South Korea said it had no record of the flight, and Defense Minister Ahn Gyu-back said the drone in the photos was “not a model operated by our military.”
The office of South Korean President Lee Jae Myung said a national security meeting would be held on Saturday to discuss the matter.
Lee had ordered a “swift and rigorous investigation” by a joint military-police investigative team, his office said in a later statement.
On the possibility that civilians operated the drone, Lee said: “if true, it is a serious crime that threatens peace on the Korean Peninsula and national security.”
Located northwest of Seoul, Ganghwa County is one of the closest South Korean territories to North Korea.
KCNA also released aerial images of Kaesong that it said were taken by the drone.
They were “clear evidence” that the aircraft had “intruded into (our) airspace for the purpose of surveillance and reconnaissance,” Pyongyang’s military spokesperson said.
They added that the incursion was similar to one in September when the South flew drones near its border city of Paju.
Seoul would be forced to “pay a dear price for their unpardonable hysteria” if such flights continued, the spokesperson said.
South Korea is already investigating alleged drone flights over the North in late 2024 ordered by then-President Yoon Suk Yeol.
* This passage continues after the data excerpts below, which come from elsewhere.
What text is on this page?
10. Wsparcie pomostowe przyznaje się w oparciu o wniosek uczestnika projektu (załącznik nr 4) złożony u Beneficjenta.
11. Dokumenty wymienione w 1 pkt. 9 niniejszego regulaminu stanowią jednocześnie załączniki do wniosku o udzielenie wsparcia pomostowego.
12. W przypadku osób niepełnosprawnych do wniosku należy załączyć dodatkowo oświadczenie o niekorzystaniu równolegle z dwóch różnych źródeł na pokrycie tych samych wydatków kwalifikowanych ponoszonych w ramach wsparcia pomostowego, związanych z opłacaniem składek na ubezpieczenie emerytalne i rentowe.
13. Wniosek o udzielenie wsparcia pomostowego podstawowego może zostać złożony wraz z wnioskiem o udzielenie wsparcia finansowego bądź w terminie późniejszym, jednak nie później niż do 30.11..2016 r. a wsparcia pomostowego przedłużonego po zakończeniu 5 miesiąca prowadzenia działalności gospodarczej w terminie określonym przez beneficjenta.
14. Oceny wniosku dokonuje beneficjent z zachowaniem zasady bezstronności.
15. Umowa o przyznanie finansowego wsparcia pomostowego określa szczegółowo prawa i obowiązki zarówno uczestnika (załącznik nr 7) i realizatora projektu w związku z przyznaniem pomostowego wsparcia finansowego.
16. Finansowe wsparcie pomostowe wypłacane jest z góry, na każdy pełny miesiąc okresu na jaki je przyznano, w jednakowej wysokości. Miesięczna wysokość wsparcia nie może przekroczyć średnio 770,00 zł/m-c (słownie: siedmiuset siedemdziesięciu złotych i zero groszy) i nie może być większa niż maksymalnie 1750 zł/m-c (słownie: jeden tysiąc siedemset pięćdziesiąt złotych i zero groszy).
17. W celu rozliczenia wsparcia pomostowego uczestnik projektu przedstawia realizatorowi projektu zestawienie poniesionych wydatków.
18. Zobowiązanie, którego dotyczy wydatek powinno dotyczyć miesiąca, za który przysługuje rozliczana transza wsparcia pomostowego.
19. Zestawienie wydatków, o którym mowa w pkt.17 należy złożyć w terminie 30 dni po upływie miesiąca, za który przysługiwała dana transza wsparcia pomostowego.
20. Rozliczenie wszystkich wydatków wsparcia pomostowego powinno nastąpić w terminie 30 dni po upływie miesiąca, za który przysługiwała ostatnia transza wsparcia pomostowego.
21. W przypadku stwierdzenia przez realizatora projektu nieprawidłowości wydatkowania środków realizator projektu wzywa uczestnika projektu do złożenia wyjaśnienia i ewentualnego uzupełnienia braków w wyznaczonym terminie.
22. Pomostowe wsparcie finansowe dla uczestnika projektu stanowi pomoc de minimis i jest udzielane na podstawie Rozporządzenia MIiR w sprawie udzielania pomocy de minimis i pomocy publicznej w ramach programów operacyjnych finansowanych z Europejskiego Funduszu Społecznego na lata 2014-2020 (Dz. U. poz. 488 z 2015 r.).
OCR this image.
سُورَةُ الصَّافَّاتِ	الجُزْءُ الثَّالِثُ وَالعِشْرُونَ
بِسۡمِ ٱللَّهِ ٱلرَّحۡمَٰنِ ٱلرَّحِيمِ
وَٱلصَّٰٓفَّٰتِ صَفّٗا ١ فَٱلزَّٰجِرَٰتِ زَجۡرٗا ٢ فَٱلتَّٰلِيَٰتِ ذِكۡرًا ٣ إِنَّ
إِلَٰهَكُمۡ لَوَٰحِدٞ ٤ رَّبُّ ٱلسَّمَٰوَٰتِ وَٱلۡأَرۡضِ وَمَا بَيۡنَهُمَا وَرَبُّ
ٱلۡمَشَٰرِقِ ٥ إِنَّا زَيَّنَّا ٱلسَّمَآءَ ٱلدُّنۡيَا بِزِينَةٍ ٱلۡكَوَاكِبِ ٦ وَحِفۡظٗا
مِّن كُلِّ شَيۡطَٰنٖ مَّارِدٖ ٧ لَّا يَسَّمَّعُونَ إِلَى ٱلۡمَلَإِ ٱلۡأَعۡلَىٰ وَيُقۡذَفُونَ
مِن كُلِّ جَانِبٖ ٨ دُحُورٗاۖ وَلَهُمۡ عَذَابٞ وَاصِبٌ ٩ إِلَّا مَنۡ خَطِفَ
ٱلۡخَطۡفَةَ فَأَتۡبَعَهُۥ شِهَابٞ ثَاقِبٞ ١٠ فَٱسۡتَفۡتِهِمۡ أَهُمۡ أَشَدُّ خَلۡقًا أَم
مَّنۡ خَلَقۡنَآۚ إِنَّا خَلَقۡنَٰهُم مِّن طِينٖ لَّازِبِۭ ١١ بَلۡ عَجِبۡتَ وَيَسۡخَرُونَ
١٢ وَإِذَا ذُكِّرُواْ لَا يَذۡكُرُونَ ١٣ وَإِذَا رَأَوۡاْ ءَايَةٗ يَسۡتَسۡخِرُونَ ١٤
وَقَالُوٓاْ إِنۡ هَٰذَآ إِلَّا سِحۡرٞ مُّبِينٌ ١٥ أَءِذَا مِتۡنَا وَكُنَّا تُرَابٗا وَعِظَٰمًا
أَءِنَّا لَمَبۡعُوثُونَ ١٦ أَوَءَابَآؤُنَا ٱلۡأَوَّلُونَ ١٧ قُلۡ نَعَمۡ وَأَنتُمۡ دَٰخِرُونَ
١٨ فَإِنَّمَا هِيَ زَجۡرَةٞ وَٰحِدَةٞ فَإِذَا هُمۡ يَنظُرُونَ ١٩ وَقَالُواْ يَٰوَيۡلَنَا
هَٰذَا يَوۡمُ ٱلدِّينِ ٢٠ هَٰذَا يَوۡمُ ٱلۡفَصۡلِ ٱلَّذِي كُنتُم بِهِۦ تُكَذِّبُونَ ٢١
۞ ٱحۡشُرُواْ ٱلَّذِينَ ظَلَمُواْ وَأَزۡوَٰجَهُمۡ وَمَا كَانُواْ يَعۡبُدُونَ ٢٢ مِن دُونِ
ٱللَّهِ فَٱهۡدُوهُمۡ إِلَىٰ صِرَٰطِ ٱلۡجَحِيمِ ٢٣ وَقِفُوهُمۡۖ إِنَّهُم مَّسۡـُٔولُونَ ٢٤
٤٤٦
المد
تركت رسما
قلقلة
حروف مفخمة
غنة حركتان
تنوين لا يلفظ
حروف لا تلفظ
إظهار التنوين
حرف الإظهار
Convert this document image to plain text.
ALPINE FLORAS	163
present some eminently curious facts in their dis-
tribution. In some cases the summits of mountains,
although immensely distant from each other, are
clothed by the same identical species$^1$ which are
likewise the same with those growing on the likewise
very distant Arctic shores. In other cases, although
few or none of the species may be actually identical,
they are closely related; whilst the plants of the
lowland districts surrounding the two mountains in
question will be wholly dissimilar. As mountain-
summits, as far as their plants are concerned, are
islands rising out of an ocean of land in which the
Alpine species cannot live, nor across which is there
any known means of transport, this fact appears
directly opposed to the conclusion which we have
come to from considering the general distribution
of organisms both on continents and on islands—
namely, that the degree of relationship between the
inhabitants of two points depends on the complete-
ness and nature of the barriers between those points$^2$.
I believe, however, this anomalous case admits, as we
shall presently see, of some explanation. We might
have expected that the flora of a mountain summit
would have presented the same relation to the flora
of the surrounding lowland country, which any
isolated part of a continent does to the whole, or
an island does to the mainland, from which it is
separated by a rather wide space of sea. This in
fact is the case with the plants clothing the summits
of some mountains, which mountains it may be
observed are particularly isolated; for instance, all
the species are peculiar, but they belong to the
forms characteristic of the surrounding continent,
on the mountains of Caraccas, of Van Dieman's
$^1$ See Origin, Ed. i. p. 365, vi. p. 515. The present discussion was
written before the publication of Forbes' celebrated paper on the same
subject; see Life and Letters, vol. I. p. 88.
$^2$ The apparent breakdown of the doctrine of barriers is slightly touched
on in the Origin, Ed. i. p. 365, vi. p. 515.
Seoul’s military has not confirmed those flights.
Prosecutors have indicted Yoon on charges that he acted illegally in ordering them, hoping to provoke a response from Pyongyang and use it as a pretext for his short-lived bid to impose martial law.

- Cheap, commercial drone -

Flight-path data showed the latest drone was flying in square patterns over Kaesong before it was shot down, KCNA said.
But experts said the cheap, commercially available model was unlikely to have come from Seoul’s armed forces.
“The South Korean military already has drones capable of transmitting high-resolution live feeds,” said Hong Min, an analyst at the Korea Institute for National Unification.
“Using an outdated drone that requires physical retrieval of a memory card, simply to film factory rooftops clearly visible on satellite imagery, does not hold up from a military planning perspective.”